Previous investigations suggest that FPG level is a risk marker for cardiovascular disease [3, 24]. Results from both the Diabetes Control and Complications Trial and the UK Prospective Diabetes Study Group support the use of appropriate glycaemic control for the prevention of atherosclerosis, and more recently these recommendations have been reasserted for youth with type 2 diabetes mellitus [2527]. In addition, at 10-year follow up, longitudinal analyses observed the cardiovascular benefits of glucose control in adults with newly diagnosed type 2 diabetes mellitus [28]. Preventing atherosclerosis through better glucose control is a contentious topic, and in some epidemiologic studies the association between glucose control and cardiovascular disease has not been consistent [2932]. Moreover, it has been shown that intensive glucose control in veterans with poorly controlled type 2 diabetes had no significant effect on the rates of major cardiovascular events, death or microvascular complications, with the exception of progression of albuminuria [33]. Few studies have investigated the relationship between normoglycaemia and risk factors for cardiovascular disease, although a report by Piche et al. [3] observed that higher triacylglycerol levels and reduced HDL-cholesterol were present in adults with high NFPG compared with those with lower NFPG. Contrary to these reports but in agreement with previous paediatric investigation, data from our study suggest that in children increases in FPG within the normal range are not associated with an increase in the cardiovascular risk profile [10]. This was also the case when the group was further divided by ethnicity (data not shown). The differences between adult and paediatric data may be ascribed to the younger age of participants included in our study and to their relatively short exposure to the hyperinsulinaemic environment. As such, it could be postulated that adverse effects in glucose metabolism may occur earlier than an adverse cardiovascular profile in children who are in the metabolically stressful state of obesity, which may require a longer period of exposure to hyperglycaemia and associated insulin resistance. If this is the case, a critical window of opportunity for effective treatment before the onset of cardiovascular damage might be available to clinicians when a child presents with a high NFPG.

Although the provision of a ‘cut-off point’ for normal glucose level was beyond the purpose of our study, the distribution of measured variables across quartiles of NFPG clearly shows that those children in quartile four display a higher risk for metabolic derangement. This suggests that FPG levels higher than 5.17 mmol/l might indicate a ‘danger zone’ for adolescents, given that after this level the risk of IGT increases by 64% compared with those participants in the first three quartiles. As current paediatric definitions for IGT and IFG are based on adult studies, our data suggests that the ‘cut-off point’ for abnormality may be lower in children and adolescents, and thus represents a clinically meaningful observation.

As our sample was drawn from a clinical population in New Haven, these cross-sectional results may not be representative of the general paediatric population, although these children do reflect what general paediatricians are seeing in their daily practice. Similarly, our findings may not be applicable to those children of healthy weight. Furthermore, this study is a retrospective one and, as such, has all the limitations known to be associated with such investigations.

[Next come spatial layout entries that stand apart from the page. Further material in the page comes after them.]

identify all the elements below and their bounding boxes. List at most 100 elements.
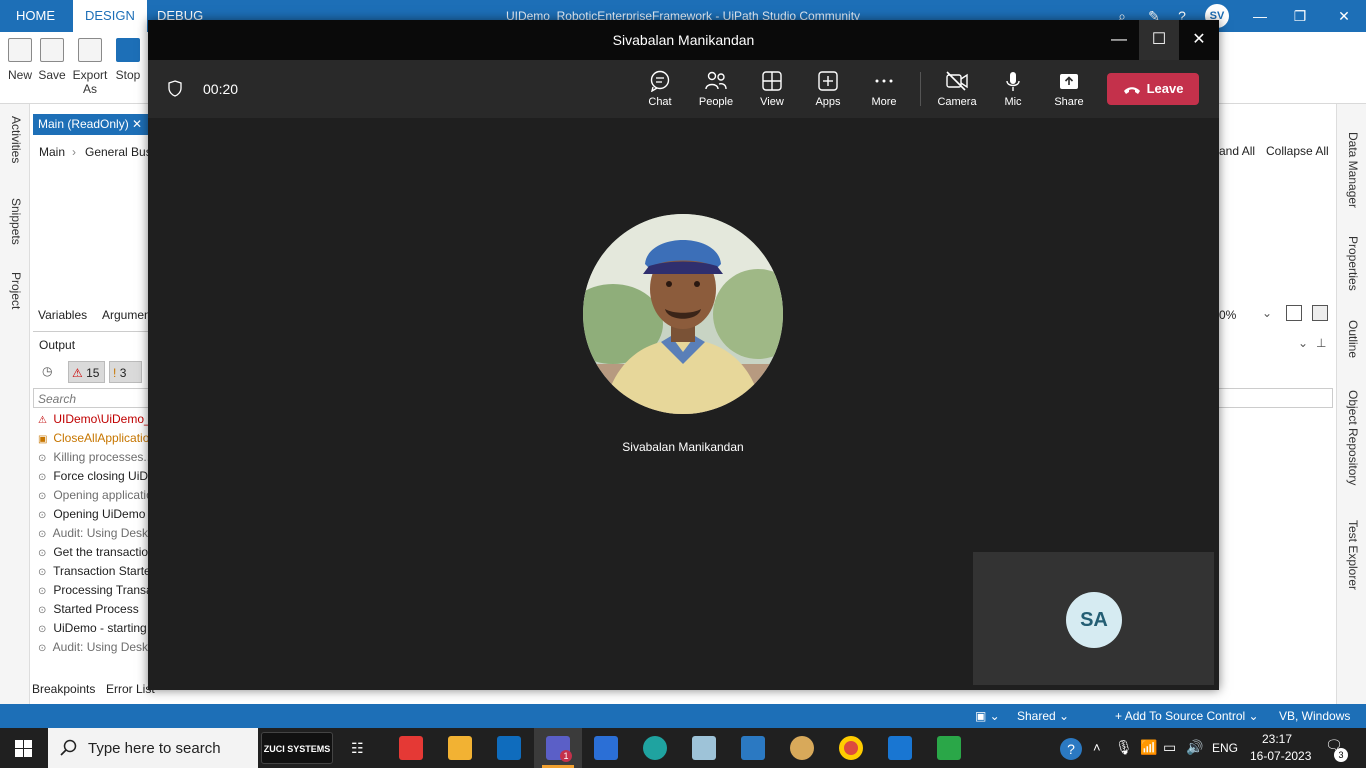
mic-button[interactable]: Mic [988,70,1038,108]
breadcrumb-main[interactable]: Main [39,145,65,159]
uipath-assistant-icon[interactable] [937,736,961,760]
volume-tray-icon[interactable]: 🔊 [1186,739,1203,756]
mic-tray-icon[interactable]: 🎙 [1115,739,1133,756]
close-icon[interactable]: ✕ [1334,6,1354,26]
collapse-all-link[interactable]: Collapse All [1266,144,1329,158]
shield-icon [168,80,182,97]
skype-app-icon[interactable] [888,736,912,760]
view-button[interactable]: View [747,70,797,108]
log-line[interactable]: ⊙ Force closing UiD [38,469,148,483]
photos-app-icon[interactable] [741,736,765,760]
log-line[interactable]: ⊙ Audit: Using Desk [38,526,148,540]
zoom-level[interactable]: 0% [1219,308,1236,322]
share-button[interactable]: Share [1044,70,1094,108]
log-line[interactable]: ⊙ Opening applicatio [38,488,148,502]
outline-tab[interactable]: Outline [1346,320,1360,358]
arguments-tab[interactable]: Argumen [102,308,151,322]
activities-panel-tab[interactable]: Activities [9,116,23,163]
expand-all-link[interactable]: and All [1219,144,1255,158]
export-icon [78,38,102,62]
export-as-button[interactable]: Export As [68,38,112,96]
wifi-tray-icon[interactable]: 📶 [1140,739,1157,756]
teams-minimize-icon[interactable]: — [1099,20,1139,60]
log-line[interactable]: ⊙ Started Process [38,602,148,616]
self-video-tile[interactable]: SA [973,552,1214,685]
add-to-source-control-button[interactable]: + Add To Source Control ⌄ [1115,709,1259,723]
pin-icon[interactable]: ⊥ [1316,336,1326,350]
output-search-input[interactable]: Search [38,392,76,406]
teams-close-icon[interactable]: ✕ [1179,20,1219,60]
warnings-filter[interactable]: ! 3 [109,361,142,383]
menu-home[interactable]: HOME [4,0,67,32]
edge-browser-icon[interactable] [643,736,667,760]
notepad-app-icon[interactable] [692,736,716,760]
fit-to-screen-icon[interactable] [1286,305,1302,321]
log-line[interactable]: ⊙ Killing processes... [38,450,148,464]
leave-button[interactable]: Leave [1107,73,1199,105]
anydesk-app-icon[interactable] [399,736,423,760]
close-tab-icon[interactable]: ✕ [132,117,142,131]
windows-start-icon[interactable] [15,740,32,757]
log-line[interactable]: ▣ CloseAllApplicatio [38,431,148,445]
data-manager-tab[interactable]: Data Manager [1346,132,1360,208]
paint-app-icon[interactable] [790,736,814,760]
breadcrumb-sequence[interactable]: General Bus [85,145,152,159]
people-button[interactable]: People [691,70,741,108]
help-tray-icon[interactable]: ? [1060,738,1082,760]
toolbar-divider [920,72,921,106]
maximize-icon[interactable]: ❐ [1290,6,1310,26]
stop-button[interactable]: Stop [108,38,148,82]
clock-time[interactable]: 23:17 [1262,732,1292,746]
zoom-dropdown-icon[interactable]: ⌄ [1262,306,1272,320]
chat-button[interactable]: Chat [635,70,685,108]
object-repository-tab[interactable]: Object Repository [1346,390,1360,485]
taskbar-search-input[interactable]: Type here to search [88,740,221,757]
teams-title-bar: Sivabalan Manikandan — ☐ ✕ [148,20,1219,60]
log-text: UIDemo\UiDemo_ [53,412,148,426]
overview-icon[interactable] [1312,305,1328,321]
breakpoints-tab[interactable]: Breakpoints [32,682,95,696]
log-line[interactable]: ⚠ UIDemo\UiDemo_ [38,412,148,426]
clock-icon[interactable]: ◷ [42,364,52,378]
shared-status[interactable]: Shared ⌄ [1017,709,1069,723]
zuci-logo[interactable]: ZUCI SYSTEMS [261,732,333,764]
chrome-browser-icon[interactable] [839,736,863,760]
apps-button[interactable]: Apps [803,70,853,108]
menu-design[interactable]: DESIGN [73,0,147,32]
orchestrator-icon[interactable]: ▣ ⌄ [975,709,1000,723]
output-menu-icon[interactable]: ⌄ [1298,336,1308,350]
log-line[interactable]: ⊙ Get the transactio [38,545,148,559]
taskbar-search-box[interactable]: Type here to search [48,728,258,768]
log-line[interactable]: ⊙ UiDemo - starting [38,621,148,635]
log-line[interactable]: ⊙ Transaction Starte [38,564,148,578]
properties-tab[interactable]: Properties [1346,236,1360,291]
power-automate-icon[interactable] [594,736,618,760]
errors-filter[interactable]: ⚠ 15 [68,361,105,383]
main-workflow-tab[interactable]: Main (ReadOnly) ✕ [33,114,149,135]
outlook-icon[interactable] [497,736,521,760]
input-language[interactable]: ENG [1212,741,1238,755]
teams-maximize-icon[interactable]: ☐ [1139,20,1179,60]
project-panel-tab[interactable]: Project [9,272,23,309]
camera-button[interactable]: Camera [932,70,982,108]
test-explorer-tab[interactable]: Test Explorer [1346,520,1360,590]
minimize-icon[interactable]: — [1250,6,1270,26]
save-button[interactable]: Save [32,38,72,82]
more-button[interactable]: More [859,70,909,108]
file-explorer-icon[interactable] [448,736,472,760]
variables-tab[interactable]: Variables [38,308,87,322]
clock-date[interactable]: 16-07-2023 [1250,749,1311,763]
log-line[interactable]: ⊙ Processing Transa [38,583,148,597]
log-line[interactable]: ⊙ Audit: Using Desk [38,640,148,654]
output-search-box-right[interactable] [1219,388,1333,408]
snippets-panel-tab[interactable]: Snippets [9,198,23,245]
tray-chevron-icon[interactable]: ˄ [1093,740,1101,755]
right-panel-strip: Data Manager Properties Outline Object R… [1336,104,1366,704]
stop-icon [116,38,140,62]
save-icon [40,38,64,62]
battery-tray-icon[interactable]: ▭ [1163,739,1176,756]
task-view-icon[interactable]: ☷ [351,740,364,757]
output-search-box[interactable]: Search [33,388,149,408]
teams-taskbar-slot[interactable]: 1 [534,728,582,768]
log-line[interactable]: ⊙ Opening UiDemo [38,507,148,521]
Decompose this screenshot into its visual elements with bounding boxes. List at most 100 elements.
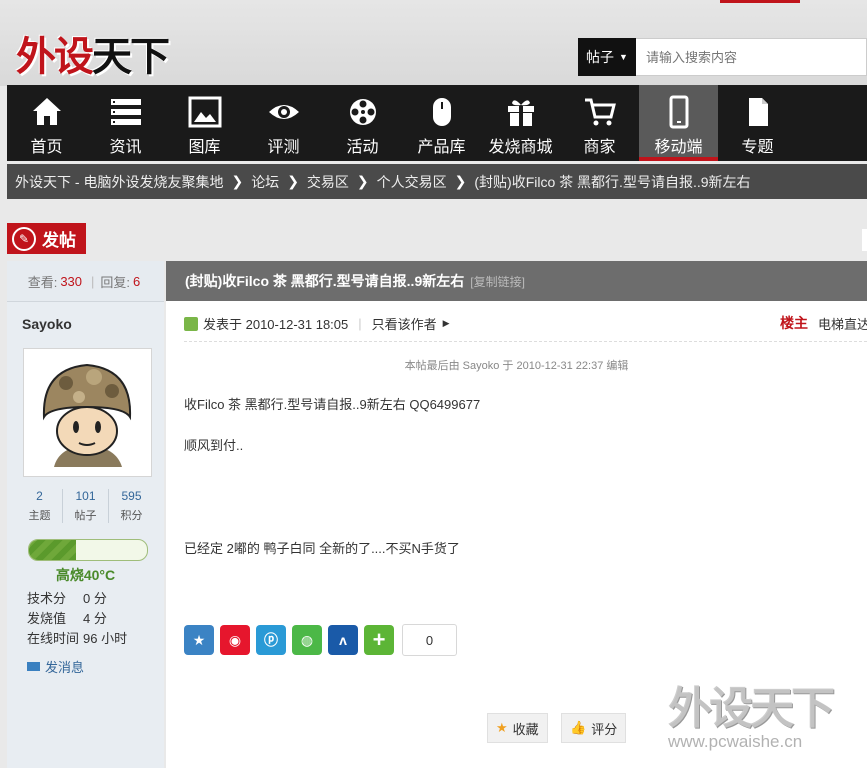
document-icon (748, 98, 768, 126)
count-posts[interactable]: 101 帖子 (63, 489, 109, 523)
nav-item-events[interactable]: 活动 (323, 85, 402, 161)
nav-label: 评测 (267, 139, 300, 156)
edited-note: 本帖最后由 Sayoko 于 2010-12-31 22:37 编辑 (404, 360, 629, 372)
breadcrumb-forum[interactable]: 论坛 (243, 172, 287, 192)
replies-count: 6 (133, 273, 141, 289)
cart-icon (584, 98, 616, 126)
breadcrumb: 外设天下 - 电脑外设发烧友聚集地 ❯ 论坛 ❯ 交易区 ❯ 个人交易区 ❯ (… (7, 164, 867, 199)
replies-label: 回复: (100, 274, 131, 290)
author-info: 技术分 0 分 发烧值 4 分 在线时间 96 小时 (27, 589, 127, 649)
info-row-online-time: 在线时间 96 小时 (27, 629, 127, 649)
nav-item-review[interactable]: 评测 (244, 85, 323, 161)
elevator-link[interactable]: 电梯直达 (818, 314, 867, 333)
post-line: 收Filco 茶 黑都行.型号请自报..9新左右 QQ6499677 (184, 397, 481, 412)
soldier-avatar-image (24, 349, 151, 476)
favorite-button[interactable]: ★ 收藏 (487, 713, 548, 743)
nav-label: 产品库 (417, 139, 466, 156)
new-post-button[interactable]: ✎ 发帖 (7, 223, 86, 254)
breadcrumb-trade[interactable]: 交易区 (299, 172, 357, 192)
only-author-link[interactable]: 只看该作者 (372, 314, 437, 333)
wechat-icon[interactable]: ◍ (292, 625, 322, 655)
copy-link[interactable]: [复制链接] (470, 273, 525, 290)
count-value: 595 (121, 489, 142, 503)
count-label: 帖子 (74, 510, 97, 522)
mouse-icon (432, 98, 451, 126)
count-threads[interactable]: 2 主题 (17, 489, 63, 523)
breadcrumb-thread[interactable]: (封贴)收Filco 茶 黑都行.型号请自报..9新左右 (466, 172, 758, 192)
star-icon: ★ (496, 720, 508, 735)
share-bar: ★ ◉ ⓟ ◍ ʌ + 0 (184, 624, 457, 656)
rate-button[interactable]: 👍 评分 (561, 713, 627, 743)
more-share-icon[interactable]: + (364, 625, 394, 655)
rate-label: 评分 (591, 721, 618, 737)
author-sidebar: 查看: 330 | 回复: 6 Sayoko 2 主题 101 帖子 595 积… (7, 261, 164, 768)
info-value: 0 分 (83, 591, 107, 606)
search-type-dropdown[interactable]: 帖子 ▼ (578, 38, 636, 76)
weibo-icon[interactable]: ◉ (220, 625, 250, 655)
nav-item-mall[interactable]: 发烧商城 (481, 85, 560, 161)
floor-label: 楼主 (780, 315, 808, 331)
author-username[interactable]: Sayoko (22, 316, 72, 332)
qzone-icon[interactable]: ★ (184, 625, 214, 655)
image-icon (188, 96, 221, 128)
breadcrumb-home[interactable]: 外设天下 - 电脑外设发烧友聚集地 (7, 172, 231, 192)
thread-title-bar: (封贴)收Filco 茶 黑都行.型号请自报..9新左右 [复制链接] (166, 261, 867, 301)
favorite-label: 收藏 (512, 721, 539, 737)
views-count: 330 (60, 273, 83, 289)
info-value: 96 小时 (83, 631, 128, 646)
count-label: 积分 (120, 510, 143, 522)
nav-item-products[interactable]: 产品库 (402, 85, 481, 161)
avatar[interactable] (23, 348, 152, 477)
logo-red-text: 外设 (16, 35, 94, 79)
views-label: 查看: (27, 274, 58, 290)
site-logo[interactable]: 外设 天下 (16, 26, 170, 80)
count-points[interactable]: 595 积分 (109, 489, 154, 523)
nav-item-gallery[interactable]: 图库 (165, 85, 244, 161)
post-main: (封贴)收Filco 茶 黑都行.型号请自报..9新左右 [复制链接] 发表于 … (166, 261, 867, 768)
online-status-icon (184, 316, 198, 331)
chevron-right-icon: ❯ (231, 173, 244, 189)
search-type-label: 帖子 (586, 49, 615, 65)
post-line: 顺风到付.. (184, 438, 244, 453)
thumbs-up-icon: 👍 (570, 720, 587, 735)
send-message-link[interactable]: 发消息 (27, 657, 84, 676)
level-progress-bar (28, 539, 148, 561)
gift-icon (507, 100, 534, 126)
nav-item-topics[interactable]: 专题 (718, 85, 797, 161)
chevron-right-icon: ❯ (356, 173, 369, 189)
breadcrumb-personal-trade[interactable]: 个人交易区 (369, 172, 455, 192)
info-row-tech-score: 技术分 0 分 (27, 589, 127, 609)
info-label: 发烧值 (27, 611, 67, 626)
stats-divider: | (91, 273, 95, 289)
nav-item-news[interactable]: 资讯 (86, 85, 165, 161)
divider (184, 341, 867, 342)
film-reel-icon (349, 99, 376, 125)
reply-button-edge[interactable] (862, 229, 867, 251)
nav-label: 资讯 (109, 139, 142, 156)
home-icon (32, 98, 61, 125)
nav-label: 专题 (741, 139, 774, 156)
nav-item-home[interactable]: 首页 (7, 85, 86, 161)
search-input[interactable] (636, 38, 867, 76)
chevron-right-icon: ❯ (287, 173, 299, 189)
site-header: 外设 天下 帖子 ▼ (0, 0, 867, 86)
author-counts: 2 主题 101 帖子 595 积分 (17, 489, 154, 523)
pengyou-icon[interactable]: ⓟ (256, 625, 286, 655)
eye-icon (268, 105, 299, 119)
meta-divider: | (358, 316, 362, 331)
edit-icon: ✎ (12, 226, 36, 251)
nav-label: 移动端 (654, 139, 703, 156)
caret-right-icon: ▶ (442, 318, 450, 328)
nav-label: 图库 (188, 139, 221, 156)
nav-item-merchants[interactable]: 商家 (560, 85, 639, 161)
renren-icon[interactable]: ʌ (328, 625, 358, 655)
post-line: 已经定 2嘟的 鸭子白同 全新的了....不买N手货了 (184, 541, 460, 556)
nav-item-mobile[interactable]: 移动端 (639, 85, 718, 161)
nav-label: 活动 (346, 139, 379, 156)
count-label: 主题 (28, 510, 51, 522)
search-bar: 帖子 ▼ (578, 38, 867, 76)
chevron-down-icon: ▼ (619, 52, 628, 62)
info-value: 4 分 (83, 611, 107, 626)
chevron-right-icon: ❯ (454, 173, 467, 189)
count-value: 2 (36, 489, 43, 503)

These data suggest that in prepubertal and pubertal obese youth insulin sensitivity declines when moving from low to high NFPG, independently of age, BMI, sex and ethnicity. Recent studies have demonstrated that lifestyle intervention can reduce risk factors for, and the incidence of, type 2 diabetes mellitus in children and adults and that those individuals presenting with prediabetes can convert back to normal glucose tolerance with appropriate lifestyle management [2, 34, 35]. Thus, FPG may be a useful measure for identifying children with higher odds of presenting with metabolic impairment and might be useful to identify those for whom subsequent targeted therapeutic lifestyle management would be most beneficial.